Another awesome idea is casting Brit David Bradley as Setrakian. Bradley's been amazing on UK shows like BROADCHURCH and the DR. WHO docudrama AN ADVENTURE IN SPACE AND TIME, so he seems like a pretty intriguing choice for a part that's already starting to steal scenes. His early disarming of VERONICA MARS' Francis Capra is both badass and clever. Clearly he's going to be great. Sean Astin doesn't get a chance to do much yet, but his final scene is pretty intriguing, with him being responsible for all the chaos that's to follow.
The CGI and creature design are clearly up to del Toro's usual standards. The first attack – where WISHMASTER's Andrew Divoff loses his head (literally) is spooky, and clearly FX isn't skimping on the gore. Putting THE STRAIN on Sunday, a night that's famously kind to genre fare like GAME OF THRONES and THE WALKING DEAD, seems like a canny choice – especially with both of those shows on hiatus.

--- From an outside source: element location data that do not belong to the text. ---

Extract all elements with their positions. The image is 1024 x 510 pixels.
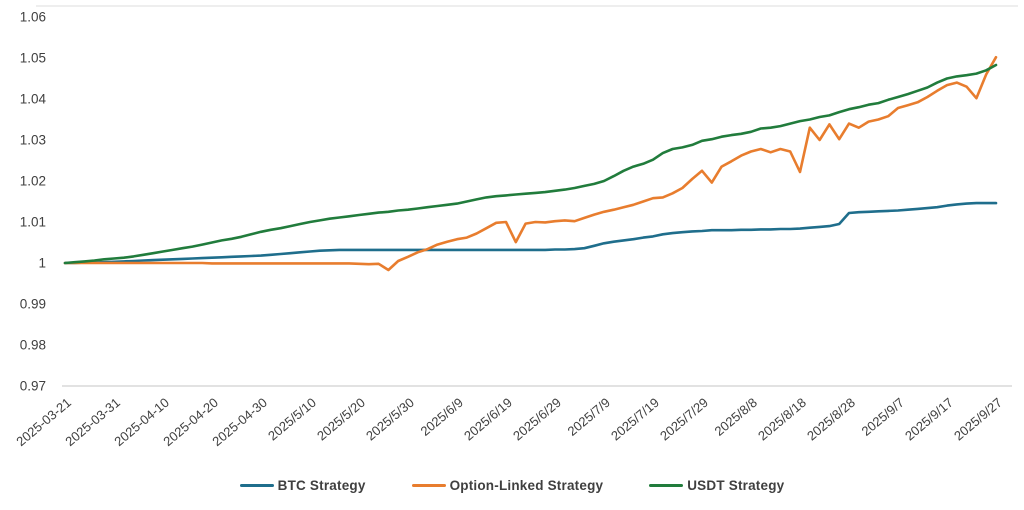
y-tick-label: 1.05	[20, 51, 46, 66]
x-tick-label: 2025/8/18	[755, 395, 809, 444]
btc-strategy-line-swatch	[239, 483, 274, 488]
x-tick-label: 2025/9/27	[951, 395, 1005, 444]
chart-series-lines	[63, 55, 998, 272]
x-tick-label: 2025/5/20	[314, 395, 368, 444]
performance-chart: 1.06 1.05 1.04 1.03 1.02 1.01 1 0.99 0.98 0.97 20…	[13, 5, 1018, 449]
x-tick-label: 2025/7/19	[608, 395, 662, 444]
x-tick-label: 2025/7/29	[657, 395, 711, 444]
x-tick-label: 2025/8/8	[712, 395, 760, 439]
y-tick-label: 1.04	[20, 92, 47, 107]
y-tick-label: 0.99	[20, 297, 46, 312]
y-tick-label: 1	[38, 256, 46, 271]
option-linked-strategy-line-swatch	[411, 483, 446, 488]
legend-label-usdt-strategy: USDT Strategy	[687, 478, 785, 493]
y-tick-label: 1.01	[20, 215, 46, 230]
x-tick-label: 2025/5/10	[265, 395, 319, 444]
x-tick-label: 2025/6/19	[461, 395, 515, 444]
y-tick-label: 1.03	[20, 133, 46, 148]
btc-strategy-line	[63, 201, 998, 265]
y-axis-tick-labels: 1.06 1.05 1.04 1.03 1.02 1.01 1 0.99 0.98 0.97	[20, 10, 47, 394]
x-tick-label: 2025-04-30	[209, 395, 270, 449]
chart-borders	[36, 5, 1018, 387]
x-axis-tick-labels: 2025-03-212025-03-312025-04-102025-04-20…	[13, 395, 1005, 449]
usdt-strategy-line	[63, 63, 998, 265]
y-tick-label: 0.97	[20, 379, 46, 394]
y-tick-label: 1.02	[20, 174, 46, 189]
y-tick-label: 1.06	[20, 10, 46, 25]
legend-item-usdt-strategy: USDT Strategy	[649, 478, 784, 493]
x-tick-label: 2025/8/28	[804, 395, 858, 444]
legend-item-option-linked-strategy: Option-Linked Strategy	[411, 478, 604, 493]
x-tick-label: 2025/9/7	[859, 395, 907, 439]
x-tick-label: 2025/6/29	[510, 395, 564, 444]
chart-legend: BTC Strategy Option-Linked Strategy USDT…	[0, 478, 1024, 493]
x-tick-label: 2025/5/30	[363, 395, 417, 444]
x-tick-label: 2025/7/9	[565, 395, 613, 439]
option-linked-strategy-line	[63, 55, 998, 272]
legend-label-option-linked-strategy: Option-Linked Strategy	[449, 478, 604, 493]
x-tick-label: 2025/9/17	[902, 395, 956, 444]
x-tick-label: 2025/6/9	[418, 395, 466, 439]
legend-label-btc-strategy: BTC Strategy	[277, 478, 366, 493]
usdt-strategy-line-swatch	[649, 483, 684, 488]
y-tick-label: 0.98	[20, 338, 46, 353]
legend-item-btc-strategy: BTC Strategy	[239, 478, 366, 493]
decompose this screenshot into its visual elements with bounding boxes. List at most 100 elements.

Obviously, this is a pretty rad start to what looks to be an exciting new series with crazy potential. I can't wait to see how this is going to develop. While genre isn't being done especially well in movies these days, on TV it's in the middle of a renaissance. The gap between movies and TV is getting smaller and smaller, and this is another show that's narrowing that gap considerably. The lab attack with Neil Diamond's “Sweet Caroline” playing on the soundtrack is as cool as anything I've seen on the big screen this summer. Heck, maybe it's better. I can't wait for episode two.